Lena turned to him. "No. She survived the fall. I just watched."
Aariz shook his head. "You didn't just watch, Lena. You held her while she shattered. But maybe now… it's your turn to stop holding everyone else. And hold yourself."
[Flashback – 22 years old]
The night after her father died, Lena didn't cry.
She cleaned the hospital room, packed his things, and went home.
Alone.
She called no one.
Not even Aariz.
Especially not Aariz.
That night, she decided emotions were unsafe.
And love… was too expensive.
[Present Day – Her Apartment]
Lena sat on her bed now, holding an unopened letter.
Aariz had handed it to her when they parted.
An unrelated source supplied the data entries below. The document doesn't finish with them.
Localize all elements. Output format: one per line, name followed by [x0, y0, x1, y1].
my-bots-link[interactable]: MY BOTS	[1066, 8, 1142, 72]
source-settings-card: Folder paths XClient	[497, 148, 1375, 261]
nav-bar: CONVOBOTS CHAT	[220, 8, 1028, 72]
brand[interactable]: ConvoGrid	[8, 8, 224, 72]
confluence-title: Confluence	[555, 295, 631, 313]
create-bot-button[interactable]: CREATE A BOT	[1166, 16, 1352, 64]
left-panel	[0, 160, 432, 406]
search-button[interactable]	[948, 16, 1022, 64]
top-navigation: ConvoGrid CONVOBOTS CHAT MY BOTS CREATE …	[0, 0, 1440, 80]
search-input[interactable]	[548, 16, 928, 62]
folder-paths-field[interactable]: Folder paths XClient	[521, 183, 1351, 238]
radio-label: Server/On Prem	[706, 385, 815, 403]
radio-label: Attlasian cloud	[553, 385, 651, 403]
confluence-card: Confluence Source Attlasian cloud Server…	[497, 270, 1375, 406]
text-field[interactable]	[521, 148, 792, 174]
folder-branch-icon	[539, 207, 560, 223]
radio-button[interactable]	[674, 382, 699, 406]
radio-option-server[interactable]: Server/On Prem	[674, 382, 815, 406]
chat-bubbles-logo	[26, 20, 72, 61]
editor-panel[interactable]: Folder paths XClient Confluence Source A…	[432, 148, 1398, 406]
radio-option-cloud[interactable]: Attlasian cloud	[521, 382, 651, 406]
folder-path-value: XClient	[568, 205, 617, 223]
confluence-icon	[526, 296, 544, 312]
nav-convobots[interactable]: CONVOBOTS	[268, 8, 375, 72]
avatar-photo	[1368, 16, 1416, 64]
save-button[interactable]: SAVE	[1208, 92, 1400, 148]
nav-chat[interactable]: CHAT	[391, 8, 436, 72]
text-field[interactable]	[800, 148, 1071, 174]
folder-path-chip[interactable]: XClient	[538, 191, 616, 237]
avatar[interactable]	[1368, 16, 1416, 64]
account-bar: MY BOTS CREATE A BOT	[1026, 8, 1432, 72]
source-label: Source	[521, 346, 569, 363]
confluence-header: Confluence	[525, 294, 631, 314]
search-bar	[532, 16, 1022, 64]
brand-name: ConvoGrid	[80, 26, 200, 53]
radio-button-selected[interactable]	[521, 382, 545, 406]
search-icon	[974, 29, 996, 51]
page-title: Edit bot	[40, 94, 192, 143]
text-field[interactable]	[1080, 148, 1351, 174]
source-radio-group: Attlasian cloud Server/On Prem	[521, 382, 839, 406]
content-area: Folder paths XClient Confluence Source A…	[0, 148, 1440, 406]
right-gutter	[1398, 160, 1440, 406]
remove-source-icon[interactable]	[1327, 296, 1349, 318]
"Something I wrote for you… years ago. I just never had the courage to give it."
She opened it slowly.
Lena,
You don't have to fix me. I never needed a rescuer. I needed you to believe that even broken people could stand beside each other—equally.
You walked away before I could prove I was learning how.
But if you ever come back, I won't ask for love. I'll ask for honesty.
And if you're ready, maybe we can start there.
—A.
Lena cried for the first time in years.
Not out of heartbreak.
But because someone had seen her—not the armor. Her.
And maybe… just maybe…
it was time to start telling her story.